Photo by Kirby Neumann-Rea
Romuls family gathering: Romul and Lillie Grivov, and their granddaughter, Bella, are flanked by Crystal Hager, left, Omar Lachino, Jerrett Bray, Jackie Bray, Pablo Moreno, Jill Monier and Steve Monier, with the image of the Mona Lisa, the dominant mural in the dining room.
The Romuls rotation is complete.
The restaurant, in the historic Paris Fair Building at Oak and Fourth streets, was founded in The Dalles 10 years ago by Romul and Lillie Grivov, and expanded to Hood River in July 2012.
It is now two separate establishments that share a name.
The Grivovs sold their original restaurant, Romuls East in The Dalles, in September. The Dalles restaurant still bears the Romuls name, but the Grivovs have no further connection to it.
“The misunderstanding comes up a lot,” said Romul Grivov, 53, since opening the Hood River restaurant. “We wanted to keep the tradition as it has been in The Dalles.
“I wanted to be in Hood River for years,” he said. “There is no way to describe how we feel about being in Hood River. It is like everybody is family.
“People here understand about culinary things, and people love to cook and they like to enjoy good food,” said Grivov, who was born in Bulgaria, and lived in a variety of places in Europe, including Greece, before coming to the U.S. 34 years ago. He’s been in the Gorge for 25 years.
Romuls’ menu reflects Grivov’s Greek heritage and his affection for Italian cuisine, but he calls it “European cuisine,” emphasizing that the dishes of one country or region often have much in common with other areas of the continent. For example, the pomodoro sauce: Each use of tomato is different, and in Romuls’ case, the tomatoes are roasted.
“We serve Old World cooking,” he said. “It’s really comfort food from the Old World, and we like to provide a comfortable place to come get a good meal, and feel like you will be treated like family. When you go out for a meal in a restaurant you want to enjoy yourself in a nice surrounding, yes? Otherwise, you could just stay home.
“This is a family restaurant,” he said. “Everything is from family.” Lillie, the main cook, has perfected the Grivov family recipes.
“Even our French fries are unlike anyone else’s: We pan fry them and add feta cheese,” Romul said.

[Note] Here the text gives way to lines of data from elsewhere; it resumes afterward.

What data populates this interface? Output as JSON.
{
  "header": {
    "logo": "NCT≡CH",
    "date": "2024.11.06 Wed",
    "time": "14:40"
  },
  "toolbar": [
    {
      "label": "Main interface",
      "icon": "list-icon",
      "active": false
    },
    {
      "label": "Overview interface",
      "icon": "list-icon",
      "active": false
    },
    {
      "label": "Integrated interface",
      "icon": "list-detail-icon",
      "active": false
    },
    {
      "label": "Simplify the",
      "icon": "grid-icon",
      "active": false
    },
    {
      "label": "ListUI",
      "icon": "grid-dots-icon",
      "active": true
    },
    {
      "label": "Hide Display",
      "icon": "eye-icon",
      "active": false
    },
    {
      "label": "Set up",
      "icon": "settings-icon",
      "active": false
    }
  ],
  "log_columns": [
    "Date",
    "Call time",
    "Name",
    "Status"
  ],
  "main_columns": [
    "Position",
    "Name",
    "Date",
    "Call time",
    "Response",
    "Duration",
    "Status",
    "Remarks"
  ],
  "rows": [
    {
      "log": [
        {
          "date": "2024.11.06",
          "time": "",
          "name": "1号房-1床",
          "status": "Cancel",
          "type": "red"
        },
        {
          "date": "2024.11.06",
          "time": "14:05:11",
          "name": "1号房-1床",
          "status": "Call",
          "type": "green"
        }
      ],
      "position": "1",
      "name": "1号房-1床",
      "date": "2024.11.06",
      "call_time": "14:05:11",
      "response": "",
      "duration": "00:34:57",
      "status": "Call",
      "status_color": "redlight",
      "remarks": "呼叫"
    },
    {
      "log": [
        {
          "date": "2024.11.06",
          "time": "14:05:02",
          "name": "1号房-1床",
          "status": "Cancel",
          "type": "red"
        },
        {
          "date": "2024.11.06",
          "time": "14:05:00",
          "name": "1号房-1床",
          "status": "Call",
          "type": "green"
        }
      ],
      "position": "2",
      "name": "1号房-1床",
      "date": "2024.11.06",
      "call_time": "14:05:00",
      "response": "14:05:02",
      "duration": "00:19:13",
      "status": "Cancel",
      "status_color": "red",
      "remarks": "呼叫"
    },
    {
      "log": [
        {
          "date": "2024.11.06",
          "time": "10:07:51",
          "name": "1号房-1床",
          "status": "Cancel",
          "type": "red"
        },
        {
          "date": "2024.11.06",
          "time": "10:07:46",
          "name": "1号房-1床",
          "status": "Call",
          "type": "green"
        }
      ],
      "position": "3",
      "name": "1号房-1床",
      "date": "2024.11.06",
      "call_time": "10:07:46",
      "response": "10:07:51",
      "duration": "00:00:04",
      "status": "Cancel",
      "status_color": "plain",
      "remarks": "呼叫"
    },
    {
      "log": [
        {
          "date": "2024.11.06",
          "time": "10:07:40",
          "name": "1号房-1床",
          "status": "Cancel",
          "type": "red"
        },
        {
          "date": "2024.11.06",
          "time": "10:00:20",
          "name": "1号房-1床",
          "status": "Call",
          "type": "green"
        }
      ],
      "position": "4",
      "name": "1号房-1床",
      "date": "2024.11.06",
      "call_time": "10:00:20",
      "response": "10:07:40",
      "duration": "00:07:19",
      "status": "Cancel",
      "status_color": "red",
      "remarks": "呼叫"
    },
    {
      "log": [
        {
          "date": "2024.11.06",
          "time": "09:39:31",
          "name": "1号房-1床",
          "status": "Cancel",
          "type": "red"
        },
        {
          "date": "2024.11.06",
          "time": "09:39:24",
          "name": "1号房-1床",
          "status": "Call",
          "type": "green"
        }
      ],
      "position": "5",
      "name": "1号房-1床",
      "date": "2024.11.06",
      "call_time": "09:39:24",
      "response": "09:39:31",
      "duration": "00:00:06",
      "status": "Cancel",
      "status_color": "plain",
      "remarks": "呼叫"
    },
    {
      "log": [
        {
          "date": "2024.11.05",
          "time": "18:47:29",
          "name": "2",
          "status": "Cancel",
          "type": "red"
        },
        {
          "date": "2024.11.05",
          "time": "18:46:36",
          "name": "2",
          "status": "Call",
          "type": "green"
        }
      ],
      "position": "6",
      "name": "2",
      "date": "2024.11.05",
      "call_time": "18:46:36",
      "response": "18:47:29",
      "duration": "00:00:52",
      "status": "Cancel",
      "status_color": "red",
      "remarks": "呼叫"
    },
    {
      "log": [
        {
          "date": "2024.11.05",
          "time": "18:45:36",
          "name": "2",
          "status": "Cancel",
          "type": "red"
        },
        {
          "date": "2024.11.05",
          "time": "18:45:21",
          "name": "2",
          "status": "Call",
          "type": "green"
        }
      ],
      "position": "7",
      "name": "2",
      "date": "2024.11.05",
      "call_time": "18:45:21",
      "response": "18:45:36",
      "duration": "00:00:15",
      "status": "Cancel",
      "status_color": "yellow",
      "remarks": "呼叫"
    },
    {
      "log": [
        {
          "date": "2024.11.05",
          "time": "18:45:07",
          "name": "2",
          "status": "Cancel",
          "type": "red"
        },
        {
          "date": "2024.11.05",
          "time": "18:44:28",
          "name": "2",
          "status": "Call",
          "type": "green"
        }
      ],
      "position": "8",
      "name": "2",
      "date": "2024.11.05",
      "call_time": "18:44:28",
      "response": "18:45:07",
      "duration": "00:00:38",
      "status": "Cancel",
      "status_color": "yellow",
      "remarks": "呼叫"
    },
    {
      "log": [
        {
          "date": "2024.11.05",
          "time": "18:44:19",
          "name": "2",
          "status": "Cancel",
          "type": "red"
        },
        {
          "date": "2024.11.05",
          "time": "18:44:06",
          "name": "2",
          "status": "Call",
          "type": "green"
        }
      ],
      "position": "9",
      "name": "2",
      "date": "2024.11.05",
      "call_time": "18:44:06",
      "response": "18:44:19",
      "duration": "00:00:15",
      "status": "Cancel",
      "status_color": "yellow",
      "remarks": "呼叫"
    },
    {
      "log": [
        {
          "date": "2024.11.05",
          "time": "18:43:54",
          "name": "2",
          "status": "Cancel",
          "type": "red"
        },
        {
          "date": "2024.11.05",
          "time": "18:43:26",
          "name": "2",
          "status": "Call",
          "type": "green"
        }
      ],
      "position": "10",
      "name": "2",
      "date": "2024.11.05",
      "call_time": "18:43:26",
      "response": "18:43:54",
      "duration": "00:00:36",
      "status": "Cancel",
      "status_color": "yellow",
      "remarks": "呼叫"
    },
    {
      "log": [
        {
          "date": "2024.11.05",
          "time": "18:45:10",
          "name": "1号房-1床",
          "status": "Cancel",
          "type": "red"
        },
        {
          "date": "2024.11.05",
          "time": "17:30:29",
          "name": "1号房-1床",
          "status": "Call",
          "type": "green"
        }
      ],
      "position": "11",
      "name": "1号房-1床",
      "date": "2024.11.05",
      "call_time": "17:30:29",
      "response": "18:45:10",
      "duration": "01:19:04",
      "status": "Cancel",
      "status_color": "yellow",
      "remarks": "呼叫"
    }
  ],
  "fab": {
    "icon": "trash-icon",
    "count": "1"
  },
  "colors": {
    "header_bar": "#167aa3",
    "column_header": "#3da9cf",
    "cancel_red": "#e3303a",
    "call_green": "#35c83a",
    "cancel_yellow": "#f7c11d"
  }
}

The restaurant and adjoining bar area have room for 70 diners, with another 12 on the patio. Grivov said the restaurant welcomes large groups and claims it is capable of serving 25 diners, off the menu, simultaneously. The Hood River restaurant is about the same size as The Dalles, and both locations are centrally located in the cities’ downtowns.
“We are very happy people have been so supportive. The tourists like us, and we try to serve the people of Hood River. We have many customers from here who regularly came to The Dalles, and they are happy now they don’t have to drive over.”
Grivov said he wants to sustain the tradition established in the space by the previous restaurant in the Paris Fair building, Annz Panz. “People have very good memories about the restaurant Carrie (Nelson) created here, and we respect that.”
Grivov said Romuls serves vegan and gluten-free dishes, and can prepare dishes to order. Year-round they purchase local organic garlic and in season, they try to use locally grown ingredients as much as possible.
“We love the (Gorge Grown) farmers market,” Grivov said. “It is one of the best things around here, and we get our mushrooms and our tomatoes and onions and many other things there.”
In addition to Lillie, the Romuls family includes daughters Marian and Jackie, and Jackie’s husband, Jerrett Bray. Their daughter, Isabella, 7, helps in the dining room and is “the new face of Romuls.”
Then there are server/managers Jill and Steve Monier, and Emmy DiGennero. Grivov said he credits his success to people like the late Steve Martin of Martin Management Company in The Dalles, who helped him get his start at Baldwin Saloon, and Leonard Cooper of the old Casa del Rio restaurant in The Dalles, where Grivov got his start 17 years ago. He and Scott Monier worked at at Casa del Rio, and Grivov worked with Jill Monier at Cousin’s.
“Everybody here at Romuls is from the beginning,” he said.
Romuls, 315 Oak St., is open from noon to closing.